There is much talk these days about how American kids are falling behind other kids around the world academically, particularly in the “STEM” subjects (science, technology, engineering and math). These subjects are are incredibly important, as they lead to careers and innovations that will fuel the U.S. economy down the road and they are also among the highest paying careers. And, girls are woefully underrepresented in these subjects. For example, fewer than 20% of college engineering degrees go to women even though women earn nearly 60% of all Bachelors degrees.
That is why I was particularly interested in the TEDxWestVillageWomen talk by Laura Overdeck, founder of Bedtime Math. Laura’s topic was math anxiety and why girls are particularly susceptible to this problem. I anticipated hearing a story about a U.S. educational system that does not encourage girls to do math, as well as a culture that does not foster girls’ confidence in STEM subjects. However, while Laura reinforced that these stories are true, I also learned that it’s the messages that girls hear from adult women around them that affect them the most. And, Laura had some excellent suggestions about how to rectify this.
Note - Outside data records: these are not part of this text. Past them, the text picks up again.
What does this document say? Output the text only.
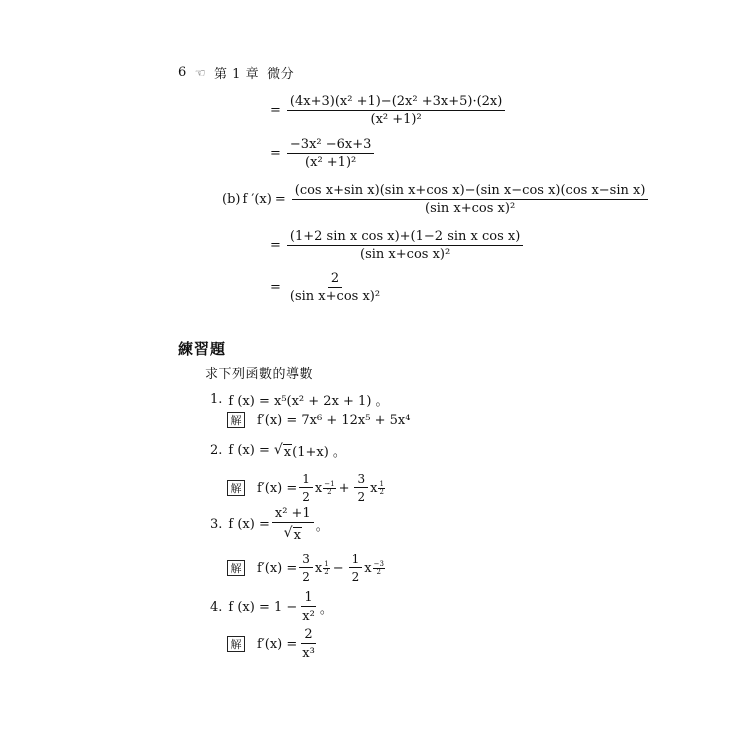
6 ☜ 第 1 章 微分
= $\frac{\text{(4x+3)(x² +1)−(2x² +3x+5)·(2x)}}{\text{(x² +1)²}}$
= $\frac{\text{−3x² −6x+3}}{\text{(x² +1)²}}$
(b) f $'(x) = \frac{\text{(cos x+sin x)(sin x+cos x)−(sin x−cos x)(cos x−sin x)}}{\text{(sin x+cos x)²}}$
= $\frac{\text{(1+2 sin x cos x)+(1−2 sin x cos x)}}{\text{(sin x+cos x)²}}$
= $\frac{2}{\text{(sin x+cos x)²}}$
練習題
求下列函數的導數
1. f (x) = x⁵(x² + 2x + 1) 。
解 f′(x) = 7x⁶ + 12x⁵ + 5x⁴
2. f (x) = √ x (1+x) 。
解 $f'(x) = \frac{1}{2}$ x $\frac{-1}{2} + \frac{3}{2}$ x $\frac{1}{2}$
3. f $(x) = \frac{\text{x² +1}}{√ x}$ 。
解 $f'(x) = \frac{3}{2}$ x $\frac{1}{2} - \frac{1}{2}$ x $\frac{-3}{2}$
4. f $(x) = 1 - \frac{1}{\text{x²}}$ 。
解 $f'(x) = \frac{2}{\text{x³}}$
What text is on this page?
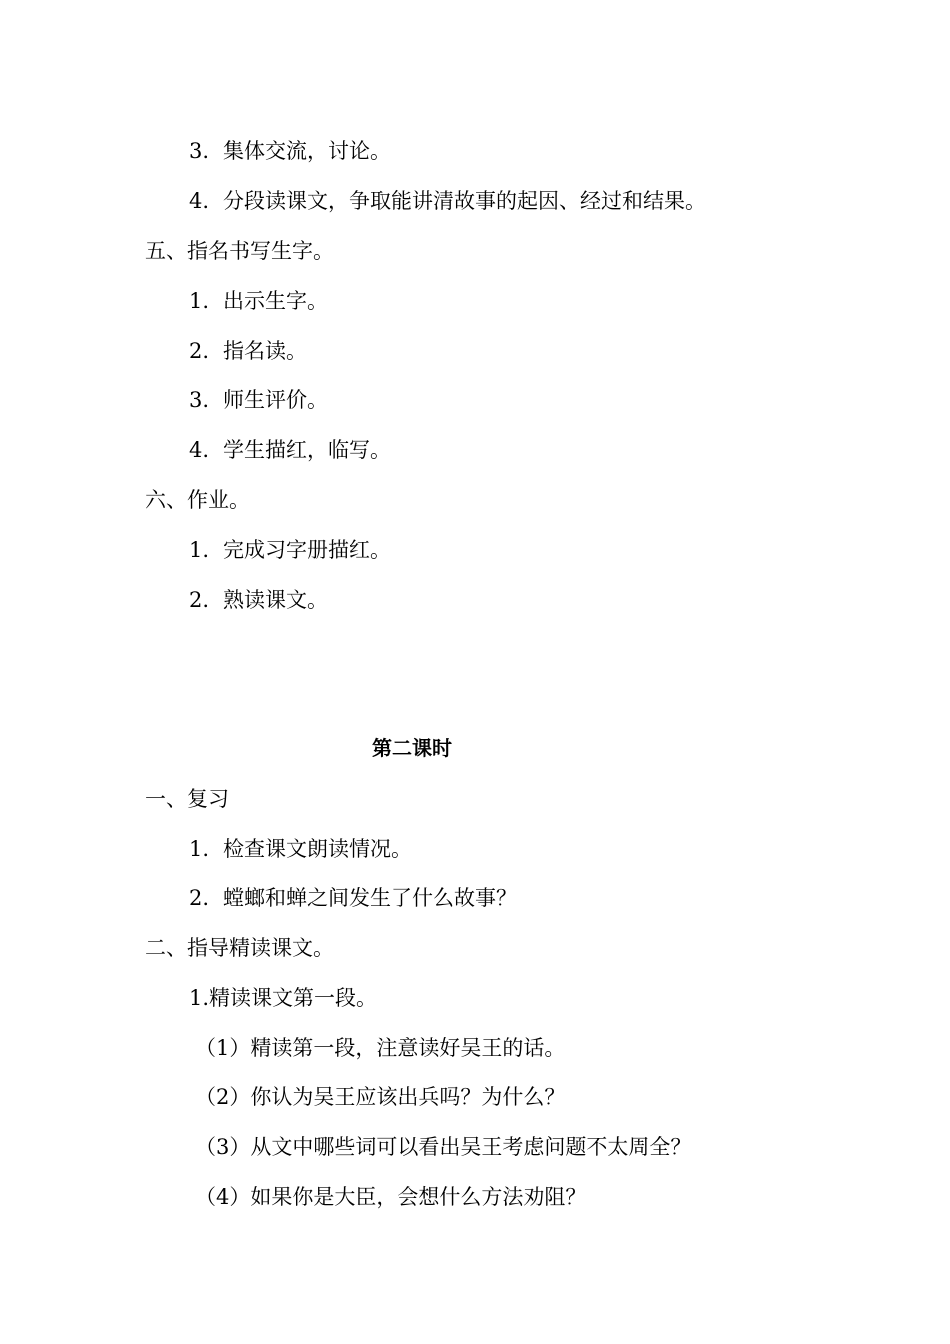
3. 集体交流，讨论。
4. 分段读课文，争取能讲清故事的起因、经过和结果。
五、指名书写生字。
1. 出示生字。
2. 指名读。
3. 师生评价。
4. 学生描红，临写。
六、作业。
1. 完成习字册描红。
2. 熟读课文。
第二课时
一、复习
1. 检查课文朗读情况。
2. 螳螂和蝉之间发生了什么故事？
二、指导精读课文。
1.精读课文第一段。
（1）精读第一段，注意读好吴王的话。
（2）你认为吴王应该出兵吗？为什么？
（3）从文中哪些词可以看出吴王考虑问题不太周全？
（4）如果你是大臣，会想什么方法劝阻？
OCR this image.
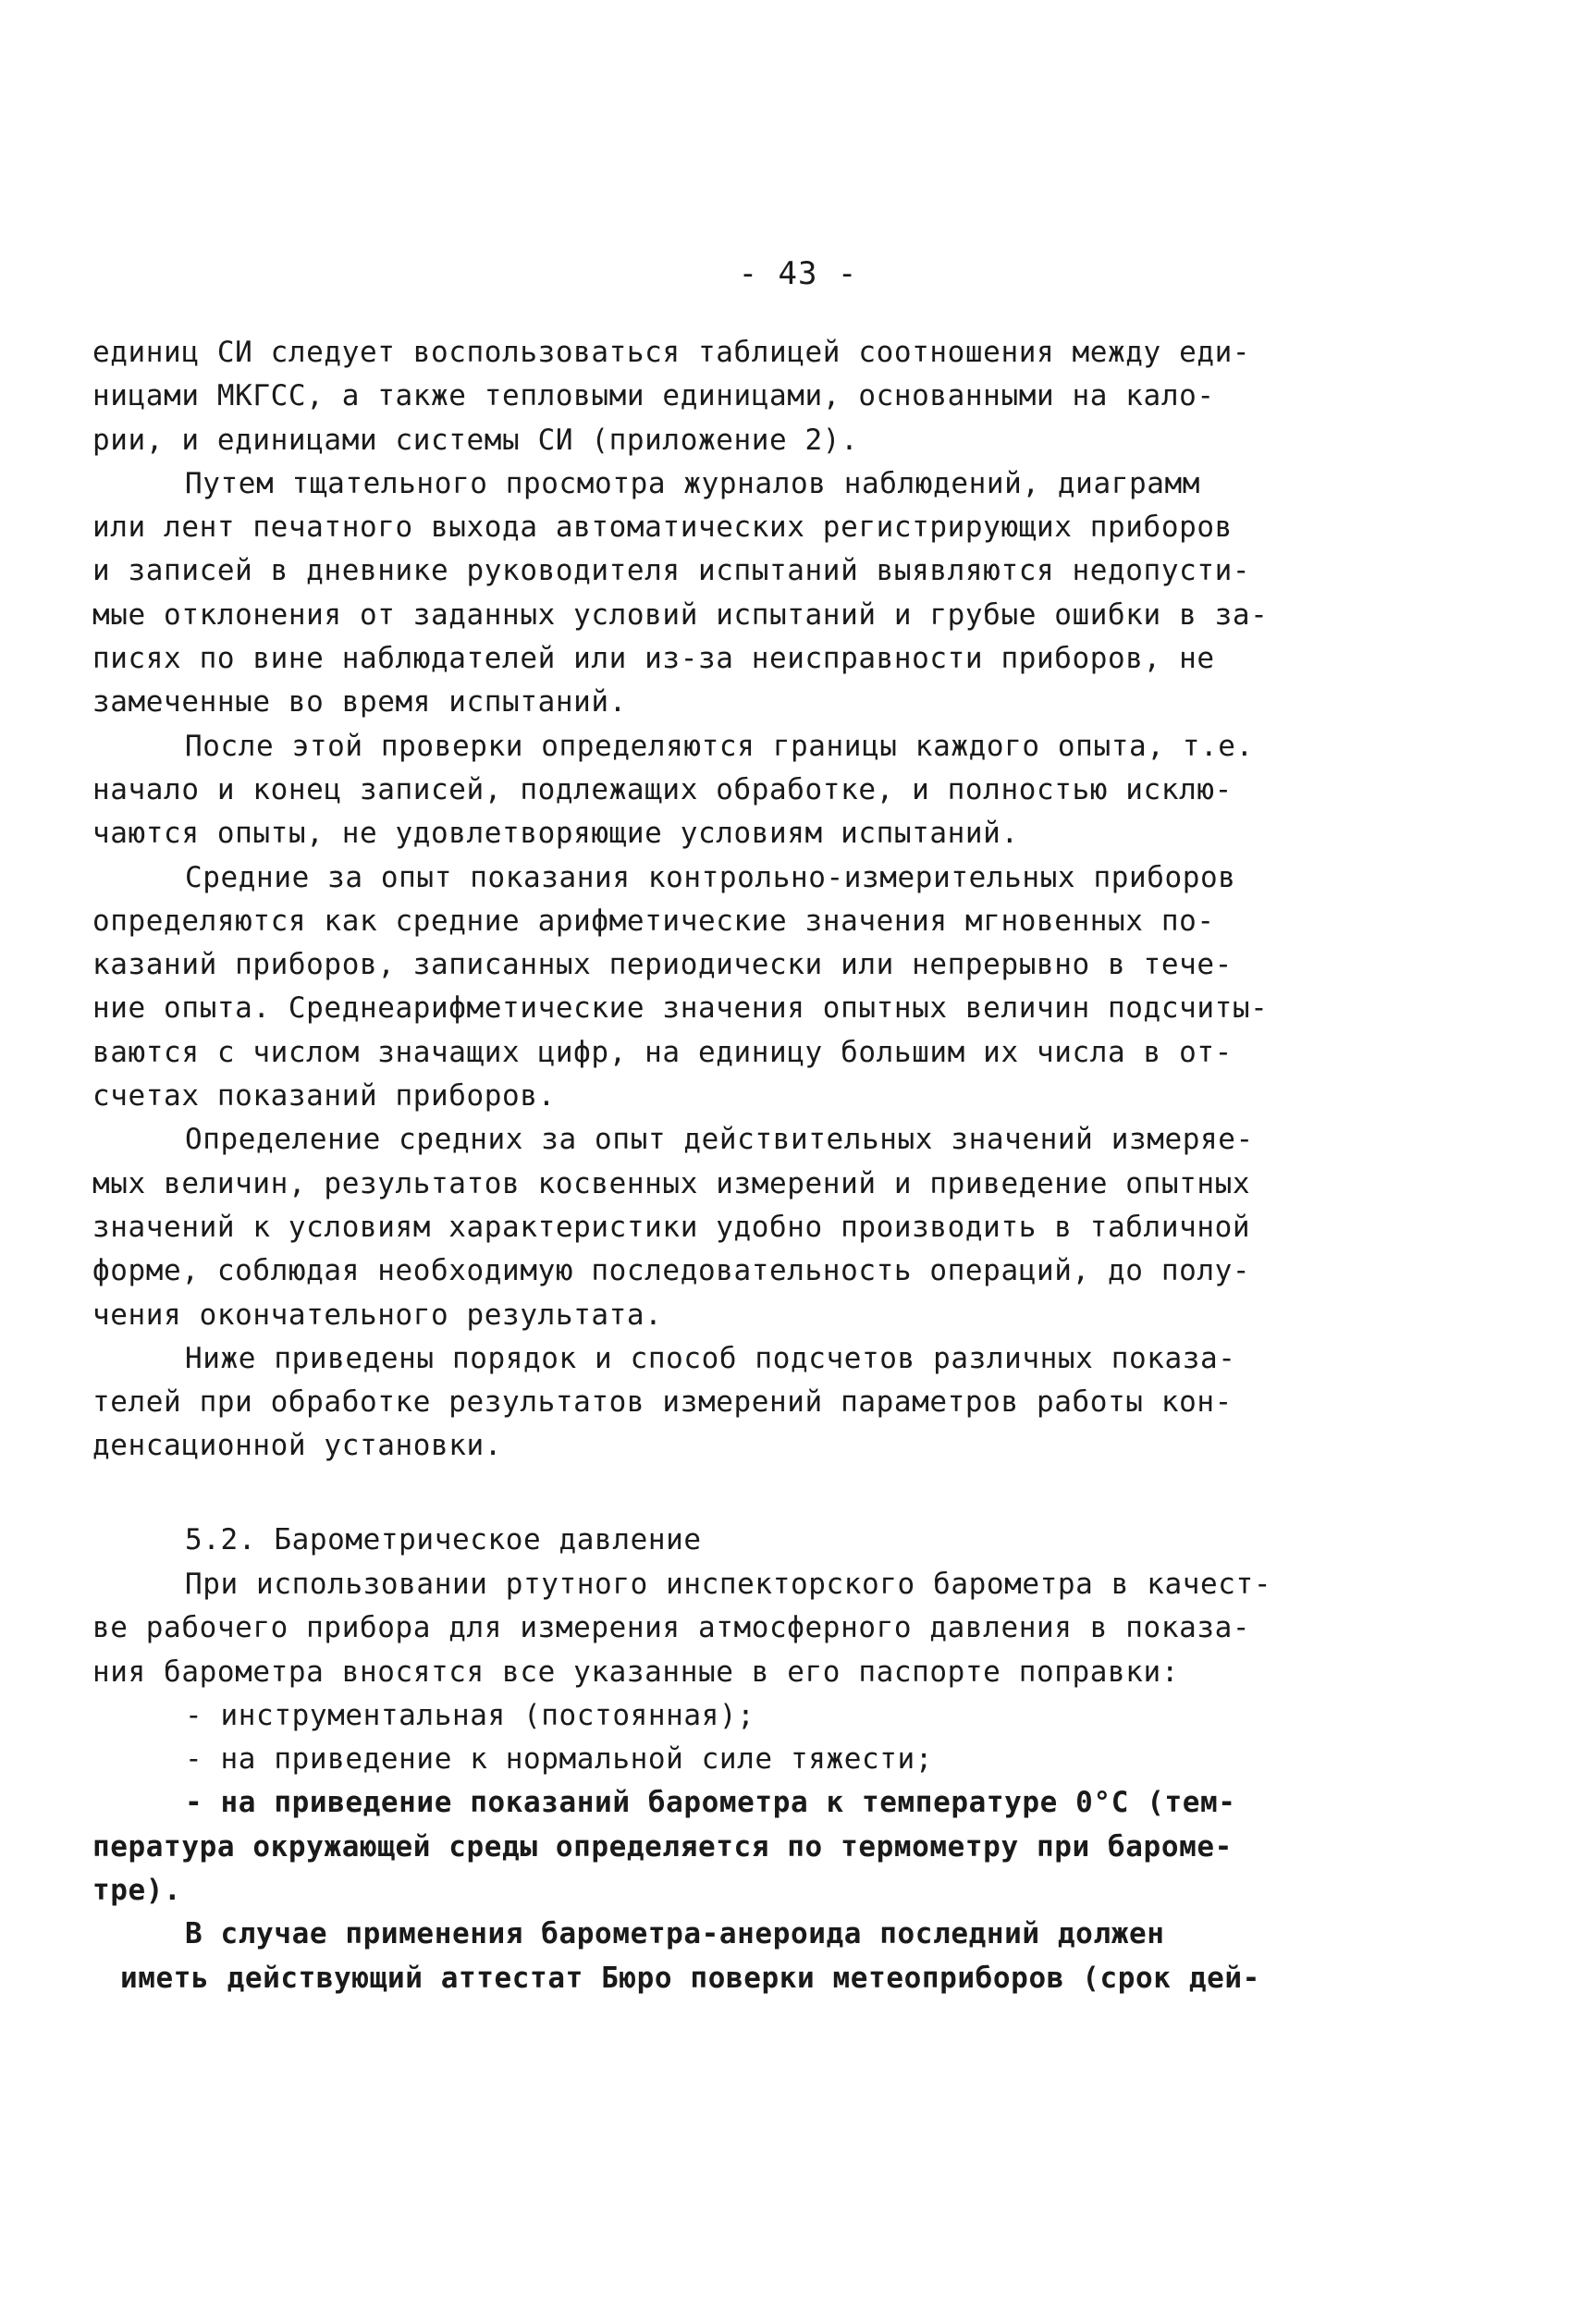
- 43 -
единиц СИ следует воспользоваться таблицей соотношения между еди-
ницами МКГСС, а также тепловыми единицами, основанными на кало-
рии, и единицами системы СИ (приложение 2).
Путем тщательного просмотра журналов наблюдений, диаграмм
или лент печатного выхода автоматических регистрирующих приборов
и записей в дневнике руководителя испытаний выявляются недопусти-
мые отклонения от заданных условий испытаний и грубые ошибки в за-
писях по вине наблюдателей или из-за неисправности приборов, не
замеченные во время испытаний.
После этой проверки определяются границы каждого опыта, т.е.
начало и конец записей, подлежащих обработке, и полностью исклю-
чаются опыты, не удовлетворяющие условиям испытаний.
Средние за опыт показания контрольно-измерительных приборов
определяются как средние арифметические значения мгновенных по-
казаний приборов, записанных периодически или непрерывно в тече-
ние опыта. Среднеарифметические значения опытных величин подсчиты-
ваются с числом значащих цифр, на единицу большим их числа в от-
счетах показаний приборов.
Определение средних за опыт действительных значений измеряе-
мых величин, результатов косвенных измерений и приведение опытных
значений к условиям характеристики удобно производить в табличной
форме, соблюдая необходимую последовательность операций, до полу-
чения окончательного результата.
Ниже приведены порядок и способ подсчетов различных показа-
телей при обработке результатов измерений параметров работы кон-
денсационной установки.
5.2. Барометрическое давление
При использовании ртутного инспекторского барометра в качест-
ве рабочего прибора для измерения атмосферного давления в показа-
ния барометра вносятся все указанные в его паспорте поправки:
- инструментальная (постоянная);
- на приведение к нормальной силе тяжести;
- на приведение показаний барометра к температуре 0°С (тем-
пература окружающей среды определяется по термометру при бароме-
тре).
В случае применения барометра-анероида последний должен
иметь действующий аттестат Бюро поверки метеоприборов (срок дей-
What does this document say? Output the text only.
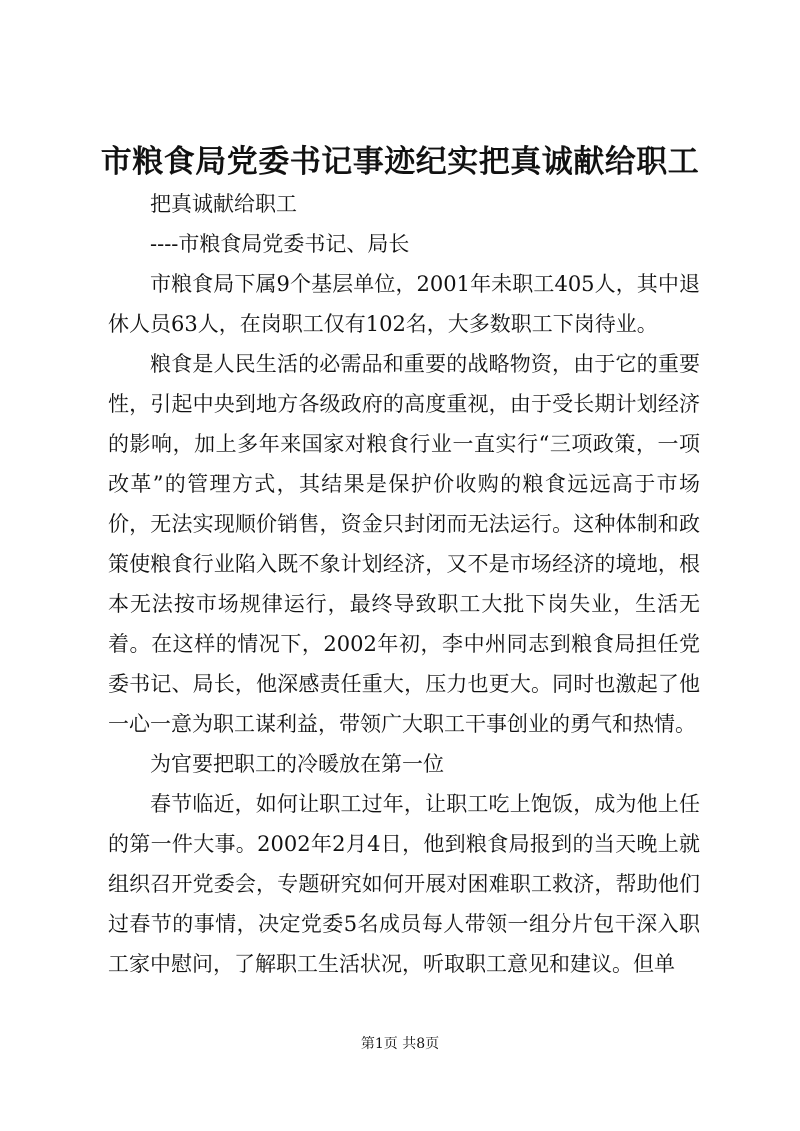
市粮食局党委书记事迹纪实把真诚献给职工

把真诚献给职工

----市粮食局党委书记、局长

市粮食局下属9个基层单位，2001年未职工405人，其中退休人员63人，在岗职工仅有102名，大多数职工下岗待业。

粮食是人民生活的必需品和重要的战略物资，由于它的重要性，引起中央到地方各级政府的高度重视，由于受长期计划经济的影响，加上多年来国家对粮食行业一直实行“三项政策，一项改革”的管理方式，其结果是保护价收购的粮食远远高于市场价，无法实现顺价销售，资金只封闭而无法运行。这种体制和政策使粮食行业陷入既不象计划经济，又不是市场经济的境地，根本无法按市场规律运行，最终导致职工大批下岗失业，生活无着。在这样的情况下，2002年初，李中州同志到粮食局担任党委书记、局长，他深感责任重大，压力也更大。同时也激起了他一心一意为职工谋利益，带领广大职工干事创业的勇气和热情。

为官要把职工的冷暖放在第一位

春节临近，如何让职工过年，让职工吃上饱饭，成为他上任的第一件大事。2002年2月4日，他到粮食局报到的当天晚上就组织召开党委会，专题研究如何开展对困难职工救济，帮助他们过春节的事情，决定党委5名成员每人带领一组分片包干深入职工家中慰问，了解职工生活状况，听取职工意见和建议。但单

第1页 共8页
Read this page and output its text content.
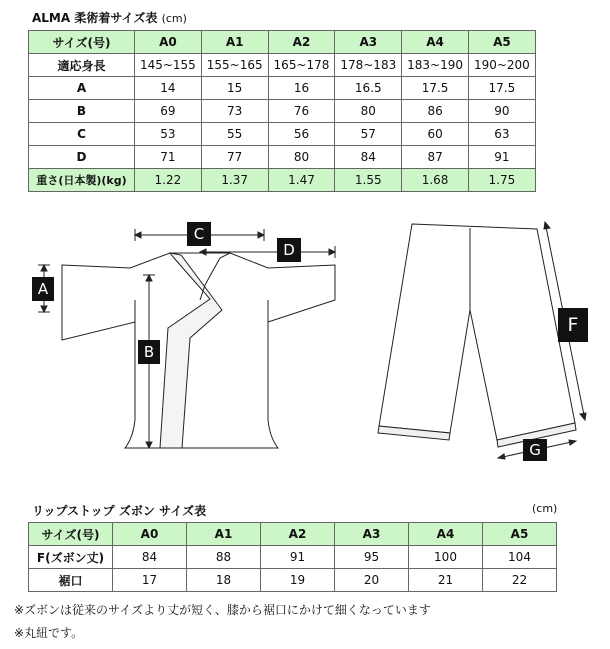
ALMA 柔術着サイズ表 (cm)
サイズ(号)	A0	A1	A2	A3	A4	A5
適応身長	145~155	155~165	165~178	178~183	183~190	190~200
A	14	15	16	16.5	17.5	17.5
B	69	73	76	80	86	90
C	53	55	56	57	60	63
D	71	77	80	84	87	91
重さ(日本製)(kg)	1.22	1.37	1.47	1.55	1.68	1.75
C
D
A
B
F
G
リップストップ ズボン サイズ表	(cm)
サイズ(号)	A0	A1	A2	A3	A4	A5
F(ズボン丈)	84	88	91	95	100	104
裾口	17	18	19	20	21	22
※ズボンは従来のサイズより丈が短く、膝から裾口にかけて細くなっています
※丸紐です。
First, there are many subtle ways that we might communicate math anxiety to young girls. When we dine at a restaurant, who is the person who figures out the tip? Laura asked us to think about how embarrassing (read ’pathetic’) it is that when a group of women meet for lunch, the arrival of the check is often met with the ladies debating about who has to figure out the tip. This aversion to do basic math to compute a tip sends a message to girls that we think math is hard, or even worse, that math is ‘not for us.’ How can we expect girls to engage in math if we don’t demonstrate that it is something females do?
Second, our expectations about math achievement may be higher for boys than for girls. Research among American elementary school teachers – many of whom are women – demonstrates that female teachers are a math-anxious group themselves, and that they expect math will be easier for male than for female students This leads to them demanding higher achievement from the boys than from the girls. Having lower expectations for girls’ math abilities sends them the message that math might be hard for them, or again, not ‘for them.’ And what is true for female teachers is probably true for women in general. We unconsciously expect more from boys than from girls with respect to math achievement, and children live up to these unequal expectations.
Third, similar to our lower expectations for girls’ math achievement, we parents may also subtly push our children towards subjects and activities based on gender bias. As a market researcher, I actually swim in data and love it, but I admit that I would be more likely to encourage my son to do math and science-oriented activities than my daughter. My 1st grade son has already done two science-oriented after-school activities, and I plan on signing him up for chess club next. And while my daughter won’t start kindergarten until next year, I admit that I would probably not have signed her up for “Mad Science” or “Innovations & Concoctions” like I did my son. Fortunately, I have been enlightened before the damage was done, and I will be certain to push her towards STEM activities when she has those opportunities at school.
As a math-oriented female, I thought I was already doing my part to encourage girls to pursue STEM careers by leading by example. But, it turns out that I was harboring the subtle bias that is endemic in our culture, and I need to be more proactive about compensating for these cultural biases. Laura’s speech heightened my awareness, changed my thinking, and also gave me some tools to be a better role model for girls. I will now be sure to tell my daughter about my love of math, have high expectations for her math performance, and I will never EVER shy away from figuring out the tip!